Сейчас, стоя на перроне в ожидании проходящего поезда, она мечтала о жадном теле любовника и изводила себя, не в силах сделать окончательный выбор. Ленка завидовала подругам-знакомым, которых такая беда-счастье или обошла стороной, или еще не нашла, или давно уж ими была проглочена вместе с хлебом и дешевым вином…
«Вот Алка Барсук. Пятый год подряд постится, все посты соблюдает, на мясо во время поста не взглянет, а в рот – ни мясной крошки! Ни сил, ни жизни по сторонам глядеть. Я бы так не смогла… А Барсучиха может. Да ей, правда, другого и не остается. Наверное, Бог слышит ее молитвы и защищает. От кого? Хм, видать, от кредиторов, которым Барсуки задолжали кучу денег. А может, я напрасно злорадствую?.. Так или иначе Алка выбор сделала. Даже если и не по собственной воле.
А Людка Гриценко? Хороша, ничего не скажешь. Оттого что с мужем повезло.
Хозяйственный у нее Серега, ко всему руки стоят, все пальцы на месте, а, судя по Людкиным словам, главный палец всегда в небо смотрит… А Людка в это время смотрит по сторонам. Мужчин коллекционирует, как мой меньший значки. И все норовит какой-нибудь редкий экземпляр подцепить. Как это ей только удается?.. Вот и получается, Людка свой выбор тоже сделала – выбор в пользу всех мужчин, которые ее захотят.
Жену Жени Безсонова, Веру, я, честно говоря, немного недолюбливаю и… Ведь Вера – неисправимая интеллигентка, муж – стареющий мальчик-романтик. Странные люди. Казалось бы, совсем не приспособлены ни к чему, а что-то строят из себя… Но ведь тянет меня к Верке, ой как тянет! Что-то есть в ее душе необыкновенное, какой-то простор! Словно вышла по весне в поле, а сверху солнце пригрело, и весь ледок на сердце тут же и растаял…
Нинка Ходасевич тоже вроде как жена творческой личности. Но оба гораздо более земные. Вадим глину свою на деньги меняет, а Нинка борщи ему варит. Тоже свой выбор сделали. Что-то наподобие синицы в руках.

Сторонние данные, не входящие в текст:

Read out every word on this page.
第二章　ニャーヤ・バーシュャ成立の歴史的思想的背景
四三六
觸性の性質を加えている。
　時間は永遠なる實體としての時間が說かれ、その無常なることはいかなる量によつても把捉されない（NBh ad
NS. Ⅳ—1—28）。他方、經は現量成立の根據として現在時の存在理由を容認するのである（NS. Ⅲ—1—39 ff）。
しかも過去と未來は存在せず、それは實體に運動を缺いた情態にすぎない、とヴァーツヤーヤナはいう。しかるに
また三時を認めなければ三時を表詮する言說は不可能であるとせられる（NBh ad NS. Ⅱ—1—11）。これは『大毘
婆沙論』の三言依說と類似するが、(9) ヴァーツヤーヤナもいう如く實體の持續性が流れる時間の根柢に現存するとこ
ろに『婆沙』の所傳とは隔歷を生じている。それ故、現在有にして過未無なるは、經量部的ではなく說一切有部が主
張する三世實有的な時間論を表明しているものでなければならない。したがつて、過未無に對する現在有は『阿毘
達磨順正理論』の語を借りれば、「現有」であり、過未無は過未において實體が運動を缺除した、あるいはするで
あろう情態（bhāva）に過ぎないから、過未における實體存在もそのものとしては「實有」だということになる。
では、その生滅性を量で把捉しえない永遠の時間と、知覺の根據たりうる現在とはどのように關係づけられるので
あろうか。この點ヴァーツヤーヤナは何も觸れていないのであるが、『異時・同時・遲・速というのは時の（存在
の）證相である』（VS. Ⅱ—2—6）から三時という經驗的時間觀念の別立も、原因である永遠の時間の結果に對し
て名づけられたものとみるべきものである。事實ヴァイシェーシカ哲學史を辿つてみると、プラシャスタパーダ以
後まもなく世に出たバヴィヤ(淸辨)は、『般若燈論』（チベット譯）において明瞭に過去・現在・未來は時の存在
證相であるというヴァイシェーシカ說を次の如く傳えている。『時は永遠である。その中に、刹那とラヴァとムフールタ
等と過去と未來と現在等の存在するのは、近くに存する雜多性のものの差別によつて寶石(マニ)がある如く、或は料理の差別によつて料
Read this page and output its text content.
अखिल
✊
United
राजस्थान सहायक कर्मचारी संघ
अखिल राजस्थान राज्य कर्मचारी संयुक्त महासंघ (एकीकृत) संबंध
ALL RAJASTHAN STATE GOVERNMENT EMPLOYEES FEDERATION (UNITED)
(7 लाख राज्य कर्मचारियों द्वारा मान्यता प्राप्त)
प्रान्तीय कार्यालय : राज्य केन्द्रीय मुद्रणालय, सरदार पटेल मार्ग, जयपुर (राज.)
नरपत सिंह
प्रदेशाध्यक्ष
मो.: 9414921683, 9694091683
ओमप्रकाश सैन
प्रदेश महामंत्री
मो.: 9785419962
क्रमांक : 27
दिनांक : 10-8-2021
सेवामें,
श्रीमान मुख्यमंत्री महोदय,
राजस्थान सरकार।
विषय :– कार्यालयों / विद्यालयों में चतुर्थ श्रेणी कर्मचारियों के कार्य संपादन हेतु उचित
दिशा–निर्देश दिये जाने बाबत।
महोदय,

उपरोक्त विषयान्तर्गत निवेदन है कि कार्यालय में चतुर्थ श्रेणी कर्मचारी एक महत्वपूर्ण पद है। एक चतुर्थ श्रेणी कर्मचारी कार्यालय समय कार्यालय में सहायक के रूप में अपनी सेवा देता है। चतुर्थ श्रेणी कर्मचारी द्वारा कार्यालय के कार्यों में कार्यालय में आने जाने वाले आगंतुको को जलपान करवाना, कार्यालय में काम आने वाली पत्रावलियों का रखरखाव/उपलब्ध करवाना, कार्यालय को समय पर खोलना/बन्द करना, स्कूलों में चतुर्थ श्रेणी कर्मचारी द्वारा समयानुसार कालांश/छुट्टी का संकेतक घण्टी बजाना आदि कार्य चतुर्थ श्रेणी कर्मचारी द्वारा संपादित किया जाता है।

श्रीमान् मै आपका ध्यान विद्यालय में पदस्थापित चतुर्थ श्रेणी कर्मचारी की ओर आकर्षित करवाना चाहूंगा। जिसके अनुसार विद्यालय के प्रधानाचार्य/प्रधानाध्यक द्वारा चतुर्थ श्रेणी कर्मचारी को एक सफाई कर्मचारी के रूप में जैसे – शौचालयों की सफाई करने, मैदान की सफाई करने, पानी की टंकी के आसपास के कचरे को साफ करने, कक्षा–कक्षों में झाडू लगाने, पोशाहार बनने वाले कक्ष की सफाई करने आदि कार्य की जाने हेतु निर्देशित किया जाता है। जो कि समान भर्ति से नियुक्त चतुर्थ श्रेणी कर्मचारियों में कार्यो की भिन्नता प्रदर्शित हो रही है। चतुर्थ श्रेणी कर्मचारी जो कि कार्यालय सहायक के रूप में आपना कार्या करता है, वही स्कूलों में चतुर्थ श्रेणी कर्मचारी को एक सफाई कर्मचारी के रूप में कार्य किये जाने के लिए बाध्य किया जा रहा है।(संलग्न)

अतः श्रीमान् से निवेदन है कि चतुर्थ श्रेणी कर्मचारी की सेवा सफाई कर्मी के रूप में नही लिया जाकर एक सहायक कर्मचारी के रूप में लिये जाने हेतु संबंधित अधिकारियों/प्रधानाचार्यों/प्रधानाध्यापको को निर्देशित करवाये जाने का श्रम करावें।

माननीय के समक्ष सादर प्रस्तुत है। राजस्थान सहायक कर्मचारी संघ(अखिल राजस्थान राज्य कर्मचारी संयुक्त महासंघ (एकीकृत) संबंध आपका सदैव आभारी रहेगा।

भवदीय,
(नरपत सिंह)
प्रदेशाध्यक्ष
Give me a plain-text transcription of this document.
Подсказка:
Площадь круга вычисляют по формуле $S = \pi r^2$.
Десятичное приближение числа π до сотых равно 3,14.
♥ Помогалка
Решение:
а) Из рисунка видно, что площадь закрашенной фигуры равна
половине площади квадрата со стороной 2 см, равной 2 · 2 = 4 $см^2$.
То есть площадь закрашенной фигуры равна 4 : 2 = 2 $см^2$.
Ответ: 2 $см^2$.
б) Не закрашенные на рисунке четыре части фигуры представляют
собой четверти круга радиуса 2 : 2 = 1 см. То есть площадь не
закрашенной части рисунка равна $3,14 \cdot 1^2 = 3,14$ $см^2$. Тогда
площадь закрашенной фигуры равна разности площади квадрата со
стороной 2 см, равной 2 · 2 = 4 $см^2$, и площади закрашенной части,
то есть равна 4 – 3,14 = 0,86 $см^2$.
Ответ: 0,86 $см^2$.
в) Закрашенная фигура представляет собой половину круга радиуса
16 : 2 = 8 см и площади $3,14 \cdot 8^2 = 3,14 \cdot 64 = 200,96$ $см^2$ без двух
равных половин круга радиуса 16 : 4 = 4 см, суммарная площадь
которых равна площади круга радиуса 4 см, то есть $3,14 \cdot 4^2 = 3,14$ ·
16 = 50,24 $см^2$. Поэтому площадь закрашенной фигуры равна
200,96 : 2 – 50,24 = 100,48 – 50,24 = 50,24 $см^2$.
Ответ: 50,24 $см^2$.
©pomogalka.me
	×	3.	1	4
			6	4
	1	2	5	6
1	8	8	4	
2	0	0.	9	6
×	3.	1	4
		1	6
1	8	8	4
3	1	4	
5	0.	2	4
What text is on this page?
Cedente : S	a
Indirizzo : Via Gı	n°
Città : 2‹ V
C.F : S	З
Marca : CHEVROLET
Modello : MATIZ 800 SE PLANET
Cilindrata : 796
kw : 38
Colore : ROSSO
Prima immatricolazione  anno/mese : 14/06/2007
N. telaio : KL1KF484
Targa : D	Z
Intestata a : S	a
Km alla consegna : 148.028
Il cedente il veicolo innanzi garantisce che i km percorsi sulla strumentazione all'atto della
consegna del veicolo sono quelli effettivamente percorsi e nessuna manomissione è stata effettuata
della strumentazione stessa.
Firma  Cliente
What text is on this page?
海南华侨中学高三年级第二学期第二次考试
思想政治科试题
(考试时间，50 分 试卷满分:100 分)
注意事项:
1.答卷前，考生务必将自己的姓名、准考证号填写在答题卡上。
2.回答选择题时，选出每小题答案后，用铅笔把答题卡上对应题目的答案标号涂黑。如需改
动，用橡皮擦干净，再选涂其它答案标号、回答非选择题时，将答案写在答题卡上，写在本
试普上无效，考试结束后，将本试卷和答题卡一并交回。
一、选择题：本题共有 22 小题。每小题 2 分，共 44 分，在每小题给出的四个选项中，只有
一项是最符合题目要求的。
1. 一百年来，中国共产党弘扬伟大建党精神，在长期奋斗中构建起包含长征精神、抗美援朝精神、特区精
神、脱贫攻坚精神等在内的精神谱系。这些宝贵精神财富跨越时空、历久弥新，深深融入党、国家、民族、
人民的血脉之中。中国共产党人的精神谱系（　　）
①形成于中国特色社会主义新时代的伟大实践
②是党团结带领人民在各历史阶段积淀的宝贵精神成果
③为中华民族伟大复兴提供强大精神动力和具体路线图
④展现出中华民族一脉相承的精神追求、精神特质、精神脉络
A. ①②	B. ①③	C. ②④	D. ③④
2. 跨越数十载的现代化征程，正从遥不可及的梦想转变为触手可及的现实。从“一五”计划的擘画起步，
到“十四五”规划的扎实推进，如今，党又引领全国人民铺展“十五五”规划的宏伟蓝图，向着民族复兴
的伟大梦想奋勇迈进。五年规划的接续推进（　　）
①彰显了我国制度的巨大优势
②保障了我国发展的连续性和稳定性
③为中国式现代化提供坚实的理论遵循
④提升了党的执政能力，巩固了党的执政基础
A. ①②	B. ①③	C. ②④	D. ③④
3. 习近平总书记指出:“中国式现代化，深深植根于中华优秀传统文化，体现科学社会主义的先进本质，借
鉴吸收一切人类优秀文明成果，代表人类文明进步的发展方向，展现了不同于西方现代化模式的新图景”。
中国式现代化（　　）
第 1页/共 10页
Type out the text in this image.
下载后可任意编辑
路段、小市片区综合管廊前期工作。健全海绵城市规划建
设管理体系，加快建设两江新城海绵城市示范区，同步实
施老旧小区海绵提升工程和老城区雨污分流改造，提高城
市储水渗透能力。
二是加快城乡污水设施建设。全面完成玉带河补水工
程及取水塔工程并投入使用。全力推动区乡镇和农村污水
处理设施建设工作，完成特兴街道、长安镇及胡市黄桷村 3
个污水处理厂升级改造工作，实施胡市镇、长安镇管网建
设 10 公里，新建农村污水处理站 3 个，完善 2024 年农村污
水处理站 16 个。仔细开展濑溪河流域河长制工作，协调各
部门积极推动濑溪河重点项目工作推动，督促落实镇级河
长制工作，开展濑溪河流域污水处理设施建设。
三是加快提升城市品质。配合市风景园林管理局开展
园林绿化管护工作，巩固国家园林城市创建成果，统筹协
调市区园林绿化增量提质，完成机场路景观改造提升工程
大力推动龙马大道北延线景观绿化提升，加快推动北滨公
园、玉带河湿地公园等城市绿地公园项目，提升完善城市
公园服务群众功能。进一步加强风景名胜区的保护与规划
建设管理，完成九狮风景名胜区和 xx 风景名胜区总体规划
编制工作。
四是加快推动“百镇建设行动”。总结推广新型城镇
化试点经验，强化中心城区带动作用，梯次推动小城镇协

У Марго Мельниченко вообще нет мужа. Зато есть собственная машина, бизнес и кожаное пончо. Есть еще мужская нахрапистость и габариты, обязывающие называть ее большой и красивой женщиной. Она из тех, которые выбирают по жизни. Правда, ее выбор с течением времени становится все более жалким и требует срочной замены.
Хм, то ли дело я, влюбленная дурочка, полюбила одного селезня, да и с другим хочу жить вместе…»
…Киев начинается с жевательной резинки. «Винтер фреш» приводит мысли в порядок, спасает от зевоты и резиновой улыбки… Поезд «Харьков-Житомир» прибыл в Киев в полседьмого утра. Сойдя со ступенек вагона, Ленка тут же позабыла о нем.
Ленка старалась держаться свободной в стиснувшем ее людском потоке. Вскоре поток, обойдя стороной реставрируемое здание вокзала, а затем обогнув обнесенное дощатым забором метро, вынес Ленку к стеклянным дверям с надписью «Вхід».
В метро пахло метро: машинным маслом, резиной, людьми, механизмами и недалеким прошлым, когда за пять копеек можно было купить целое приключение… Но Ленка спускалась в свое будущее. С удовольствием спускалась, немного нервничая и оттого потея.
Любовник у нее был странным молодым мужчиной. Красивым, умным и денежным. Работал в какой-то крупной дизайнерской фирме, создавал вещи, названия которых Ленке никогда не выговорить. Высокое и недостижимое возбуждает так же, как низкое, падшее…
Любовник предпочитал заниматься с Ленкой любовью в строго отведенные им для этих занятий часы. Остальное время он проводил на работе или в гордом одиночестве. По большому счету Ленке было наплевать на эти его причуды и странности. Сейчас, сидя в метро, ее увлекало ожидание песни, которой запоет ее тело, ее душа после четырех-пяти часов классного секса.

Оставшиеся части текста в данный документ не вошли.